The third problem turned out to be even more serious. When trying to scale, Avatarika ran into technical issues which had to be corrected as you go. Often, the reasons were on the customer’s side.

Example. The client entered into an agreement and paid the money, but in fact, they had no database. The website traffic was 500 people per month, and their data was not collected or processed in any way. Naturally, Avatarika failed to get a cure-all out of thin air; no man can make a good coat with bad cloth.

Communication between Employees and Customers

There was another issue that required attention. Apart from the head, the startup employed 14 people, including programmers, accountants, and salespeople. The IT department was constantly introducing some technical updates. Information had to be communicated to all current customers, but not everyone was happy about it as the updates seemed too difficult. In general, this led to backsliding and refunds. Although the startup received support from the Admitad Projects’ own tracker, it developed a tough emotional situation, so it was necessary to look for new solutions.

Support from the Startup Studio. The Current Pivot

Over time, the situation got worse. The project was moving in the wrong direction, although showing clear growth. But the numbers and workload were incomparable.
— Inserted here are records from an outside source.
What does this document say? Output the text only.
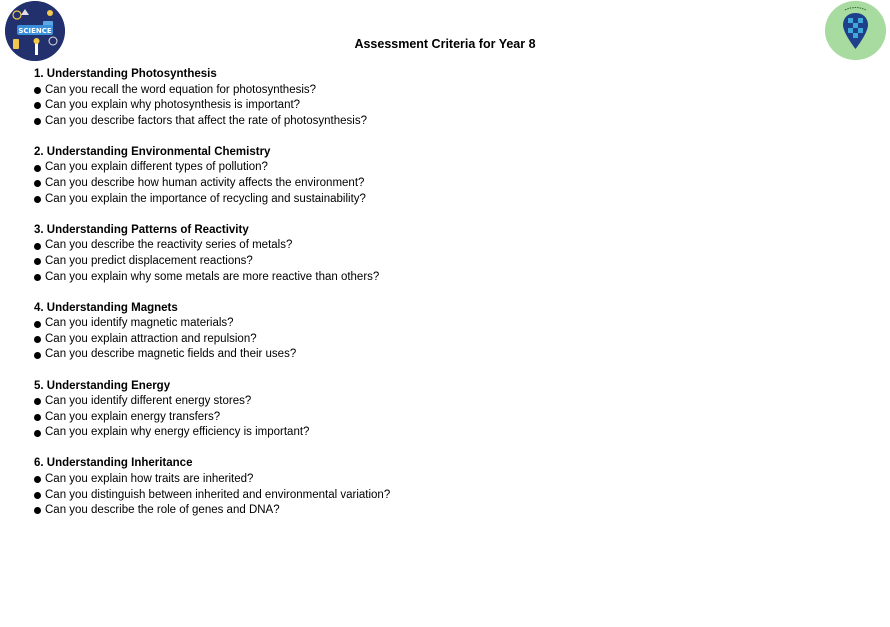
SCIENCE
Assessment Criteria for Year 8
1. Understanding Photosynthesis
Can you recall the word equation for photosynthesis?
Can you explain why photosynthesis is important?
Can you describe factors that affect the rate of photosynthesis?
2. Understanding Environmental Chemistry
Can you explain different types of pollution?
Can you describe how human activity affects the environment?
Can you explain the importance of recycling and sustainability?
3. Understanding Patterns of Reactivity
Can you describe the reactivity series of metals?
Can you predict displacement reactions?
Can you explain why some metals are more reactive than others?
4. Understanding Magnets
Can you identify magnetic materials?
Can you explain attraction and repulsion?
Can you describe magnetic fields and their uses?
5. Understanding Energy
Can you identify different energy stores?
Can you explain energy transfers?
Can you explain why energy efficiency is important?
6. Understanding Inheritance
Can you explain how traits are inherited?
Can you distinguish between inherited and environmental variation?
Can you describe the role of genes and DNA?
Yuri followed the advice of Maxim Volokhov, head of ADP, and decided it was time to pivot.

It all started with disbanding the team. But people did not end up on the street. Thanks to the capabilities of the startup studio, they were simply distributed among different projects within Admitad Projects. It became possible due to a special studio’s laboratory where it keeps projects at different stages of development. 
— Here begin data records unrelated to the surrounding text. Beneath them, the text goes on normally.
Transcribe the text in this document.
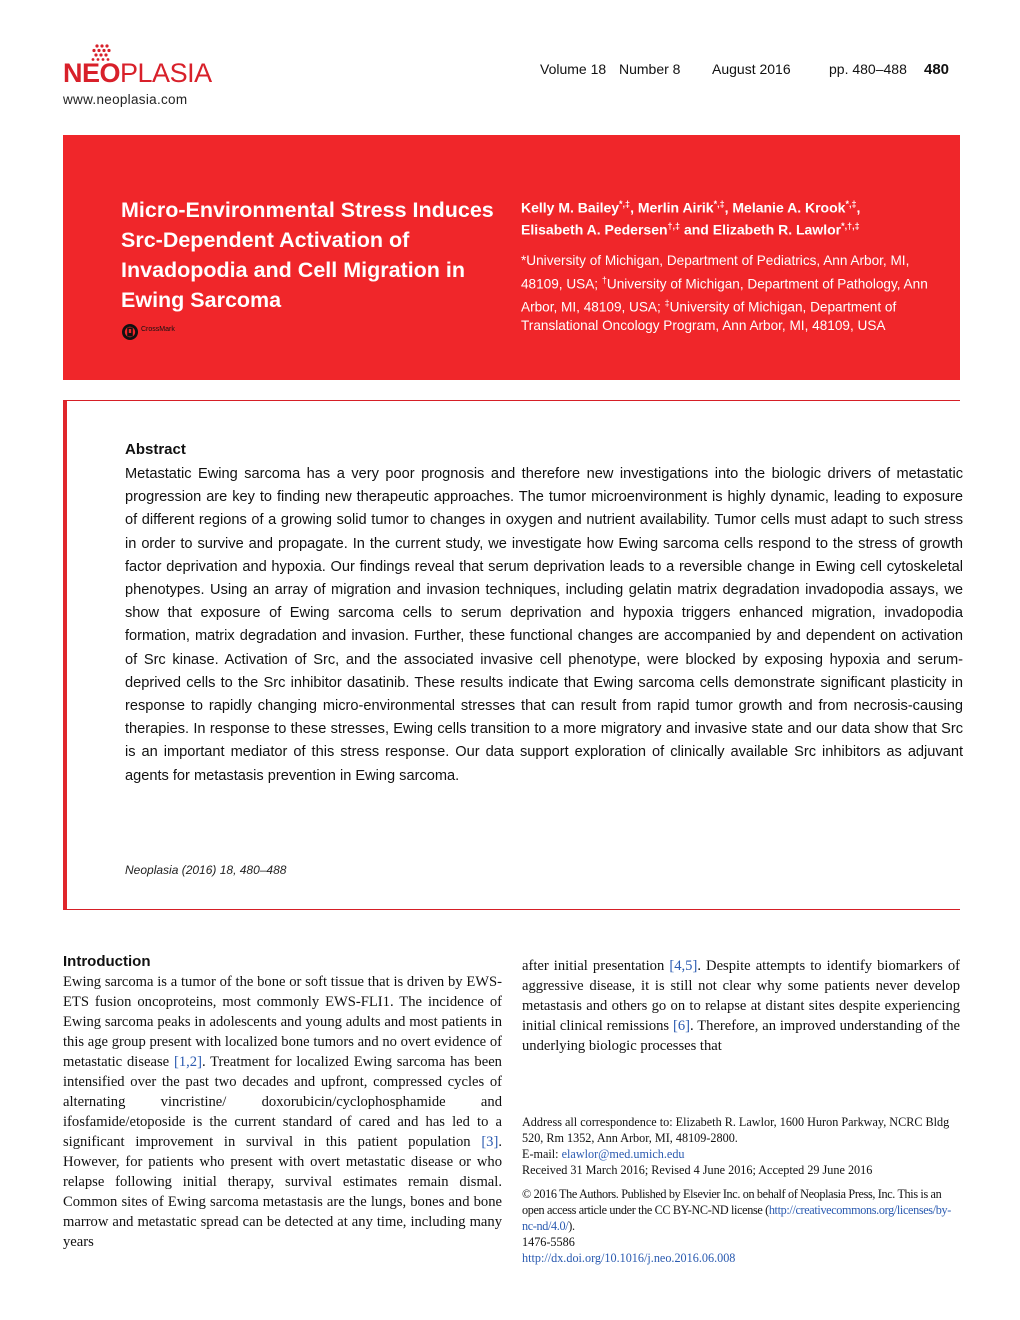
NEOPLASIA
www.neoplasia.com
Volume 18 Number 8 August 2016	pp. 480–488 480
Micro-Environmental Stress Induces Src-Dependent Activation of Invadopodia and Cell Migration in Ewing Sarcoma
CrossMark
Kelly M. Bailey*,‡, Merlin Airik*,‡, Melanie A. Krook*,‡,
Elisabeth A. Pedersen†,‡ and Elizabeth R. Lawlor*,†,‡
*University of Michigan, Department of Pediatrics, Ann Arbor, MI, 48109, USA; †University of Michigan, Department of Pathology, Ann Arbor, MI, 48109, USA; ‡University of Michigan, Department of Translational Oncology Program, Ann Arbor, MI, 48109, USA
Abstract
Metastatic Ewing sarcoma has a very poor prognosis and therefore new investigations into the biologic drivers of metastatic progression are key to finding new therapeutic approaches. The tumor microenvironment is highly dynamic, leading to exposure of different regions of a growing solid tumor to changes in oxygen and nutrient availability. Tumor cells must adapt to such stress in order to survive and propagate. In the current study, we investigate how Ewing sarcoma cells respond to the stress of growth factor deprivation and hypoxia. Our findings reveal that serum deprivation leads to a reversible change in Ewing cell cytoskeletal phenotypes. Using an array of migration and invasion techniques, including gelatin matrix degradation invadopodia assays, we show that exposure of Ewing sarcoma cells to serum deprivation and hypoxia triggers enhanced migration, invadopodia formation, matrix degradation and invasion. Further, these functional changes are accompanied by and dependent on activation of Src kinase. Activation of Src, and the associated invasive cell phenotype, were blocked by exposing hypoxia and serum-deprived cells to the Src inhibitor dasatinib. These results indicate that Ewing sarcoma cells demonstrate significant plasticity in response to rapidly changing micro-environmental stresses that can result from rapid tumor growth and from necrosis-causing therapies. In response to these stresses, Ewing cells transition to a more migratory and invasive state and our data show that Src is an important mediator of this stress response. Our data support exploration of clinically available Src inhibitors as adjuvant agents for metastasis prevention in Ewing sarcoma.
Neoplasia (2016) 18, 480–488
Introduction
Ewing sarcoma is a tumor of the bone or soft tissue that is driven by EWS-ETS fusion oncoproteins, most commonly EWS-FLI1. The incidence of Ewing sarcoma peaks in adolescents and young adults and most patients in this age group present with localized bone tumors and no overt evidence of metastatic disease [1,2]. Treatment for localized Ewing sarcoma has been intensified over the past two decades and upfront, compressed cycles of alternating vincristine/ doxorubicin/cyclophosphamide and ifosfamide/etoposide is the current standard of cared and has led to a significant improvement in survival in this patient population [3]. However, for patients who present with overt metastatic disease or who relapse following initial therapy, survival estimates remain dismal. Common sites of Ewing sarcoma metastasis are the lungs, bones and bone marrow and metastatic spread can be detected at any time, including many years
after initial presentation [4,5]. Despite attempts to identify biomarkers of aggressive disease, it is still not clear why some patients never develop metastasis and others go on to relapse at distant sites despite experiencing initial clinical remissions [6]. Therefore, an improved understanding of the underlying biologic processes that
Address all correspondence to: Elizabeth R. Lawlor, 1600 Huron Parkway, NCRC Bldg 520, Rm 1352, Ann Arbor, MI, 48109-2800.
E-mail: elawlor@med.umich.edu
Received 31 March 2016; Revised 4 June 2016; Accepted 29 June 2016
© 2016 The Authors. Published by Elsevier Inc. on behalf of Neoplasia Press, Inc. This is an open access article under the CC BY-NC-ND license (http://creativecommons.org/licenses/by-nc-nd/4.0/).
1476-5586
http://dx.doi.org/10.1016/j.neo.2016.06.008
The next stage was communication with current customers. Avatarika proceeded with refunds, offering to continue cooperation after the pivot. Almost everyone met halfway, which allowed Avatarika to preserve its reputation, as well as opportunities for further work.
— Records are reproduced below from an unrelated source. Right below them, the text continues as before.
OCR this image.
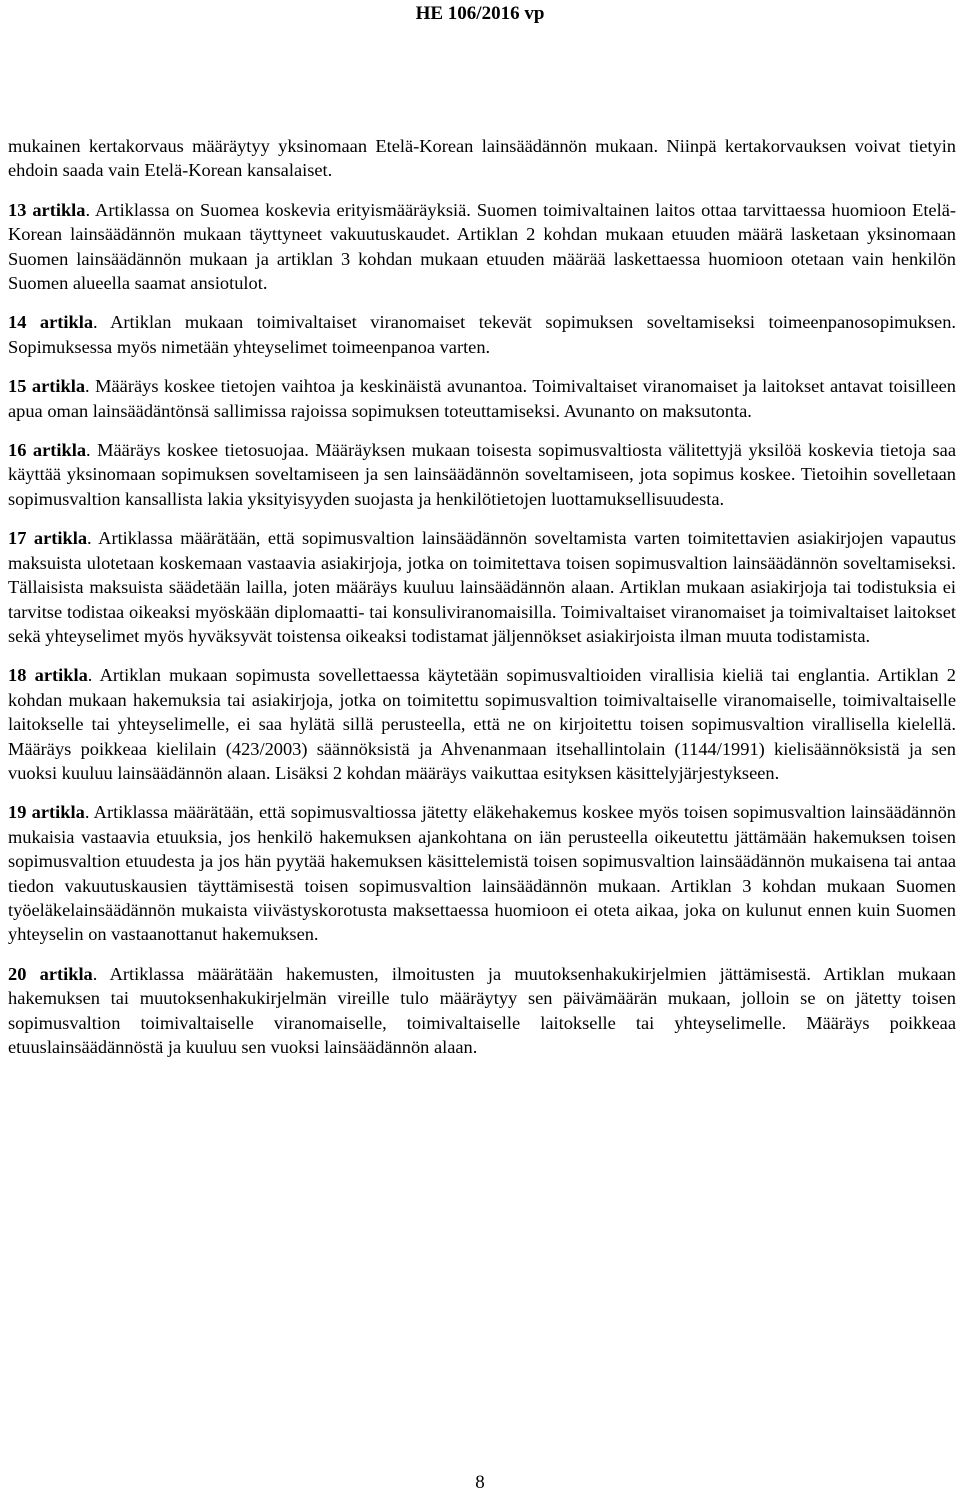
HE 106/2016 vp

mukainen kertakorvaus määräytyy yksinomaan Etelä-Korean lainsäädännön mukaan. Niinpä kertakorvauksen voivat tietyin ehdoin saada vain Etelä-Korean kansalaiset.

13 artikla. Artiklassa on Suomea koskevia erityismääräyksiä. Suomen toimivaltainen laitos ottaa tarvittaessa huomioon Etelä-Korean lainsäädännön mukaan täyttyneet vakuutuskaudet. Artiklan 2 kohdan mukaan etuuden määrä lasketaan yksinomaan Suomen lainsäädännön mukaan ja artiklan 3 kohdan mukaan etuuden määrää laskettaessa huomioon otetaan vain henkilön Suomen alueella saamat ansiotulot.

14 artikla. Artiklan mukaan toimivaltaiset viranomaiset tekevät sopimuksen soveltamiseksi toimeenpanosopimuksen. Sopimuksessa myös nimetään yhteyselimet toimeenpanoa varten.

15 artikla. Määräys koskee tietojen vaihtoa ja keskinäistä avunantoa. Toimivaltaiset viranomaiset ja laitokset antavat toisilleen apua oman lainsäädäntönsä sallimissa rajoissa sopimuksen toteuttamiseksi. Avunanto on maksutonta.

16 artikla. Määräys koskee tietosuojaa. Määräyksen mukaan toisesta sopimusvaltiosta välitettyjä yksilöä koskevia tietoja saa käyttää yksinomaan sopimuksen soveltamiseen ja sen lainsäädännön soveltamiseen, jota sopimus koskee. Tietoihin sovelletaan sopimusvaltion kansallista lakia yksityisyyden suojasta ja henkilötietojen luottamuksellisuudesta.

17 artikla. Artiklassa määrätään, että sopimusvaltion lainsäädännön soveltamista varten toimitettavien asiakirjojen vapautus maksuista ulotetaan koskemaan vastaavia asiakirjoja, jotka on toimitettava toisen sopimusvaltion lainsäädännön soveltamiseksi. Tällaisista maksuista säädetään lailla, joten määräys kuuluu lainsäädännön alaan. Artiklan mukaan asiakirjoja tai todistuksia ei tarvitse todistaa oikeaksi myöskään diplomaatti- tai konsuliviranomaisilla. Toimivaltaiset viranomaiset ja toimivaltaiset laitokset sekä yhteyselimet myös hyväksyvät toistensa oikeaksi todistamat jäljennökset asiakirjoista ilman muuta todistamista.

18 artikla. Artiklan mukaan sopimusta sovellettaessa käytetään sopimusvaltioiden virallisia kieliä tai englantia. Artiklan 2 kohdan mukaan hakemuksia tai asiakirjoja, jotka on toimitettu sopimusvaltion toimivaltaiselle viranomaiselle, toimivaltaiselle laitokselle tai yhteyselimelle, ei saa hylätä sillä perusteella, että ne on kirjoitettu toisen sopimusvaltion virallisella kielellä. Määräys poikkeaa kielilain (423/2003) säännöksistä ja Ahvenanmaan itsehallintolain (1144/1991) kielisäännöksistä ja sen vuoksi kuuluu lainsäädännön alaan. Lisäksi 2 kohdan määräys vaikuttaa esityksen käsittelyjärjestykseen.

19 artikla. Artiklassa määrätään, että sopimusvaltiossa jätetty eläkehakemus koskee myös toisen sopimusvaltion lainsäädännön mukaisia vastaavia etuuksia, jos henkilö hakemuksen ajankohtana on iän perusteella oikeutettu jättämään hakemuksen toisen sopimusvaltion etuudesta ja jos hän pyytää hakemuksen käsittelemistä toisen sopimusvaltion lainsäädännön mukaisena tai antaa tiedon vakuutuskausien täyttämisestä toisen sopimusvaltion lainsäädännön mukaan. Artiklan 3 kohdan mukaan Suomen työeläkelainsäädännön mukaista viivästyskorotusta maksettaessa huomioon ei oteta aikaa, joka on kulunut ennen kuin Suomen yhteyselin on vastaanottanut hakemuksen.

20 artikla. Artiklassa määrätään hakemusten, ilmoitusten ja muutoksenhakukirjelmien jättämisestä. Artiklan mukaan hakemuksen tai muutoksenhakukirjelmän vireille tulo määräytyy sen päivämäärän mukaan, jolloin se on jätetty toisen sopimusvaltion toimivaltaiselle viranomaiselle, toimivaltaiselle laitokselle tai yhteyselimelle. Määräys poikkeaa etuuslainsäädännöstä ja kuuluu sen vuoksi lainsäädännön alaan.

8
After all these actions, the project began searching for a new focus. The emphasis was still on the market of communication and robotization. There was a lot— I mean, a lot of communication with sakes managers, commercial directors, and companies working with CRM. Avatarika was searching for the pain points. As a result, the startup’s new aim was the social CRM market with sales through Facebook, Instagram, and other social networks. This is the direction that prevails to this day.

Results. Main Hiccups of the Project Founder

As the founder said, the main problem was too much responsibility to the investors, employees, and clients. In times of challenge and stress, it creates a strong moral discomfort, which hinders the effective development of startups. This problem was partially solved by working with the Admitad Projects’ tracker. Of course, the management of the studio provided great support as well.

The second problem was the lack of repeat sales due to the imperfect startup model. Selling for the first time is actually not that difficult. But you can sell again only if the customer really appreciated the product and saw its real value (instead of an advertised one). In the case of Avatarika, it caused some obstacles: something worked, something didn’t. But the turning point was when the client called the company and asked to extend a contract. We could put it that way: it doesn’t matter how much you sold for the first time, even when it’s in millions. The only thing that matters is repeatability.

The third problem was personnel or rather its quantity. Too sharp a start was taken. The euphoria of the first large sales led to some unnecessary scaling. Even though the startup was still operating on MVP, the founders thought, “If that’s what we have now, the future will be even cooler!” And, of course, the previously mentioned communication problems were also relevant. It’s crucial to solve them immediately as they appear while intervening strongly in these processes.

You should always aim for gradual development. At the same time, be ready to skyrocket at each stage, for instance, increasing sales exponentially. Finally, you also need to be careful and prepare for all the consequences.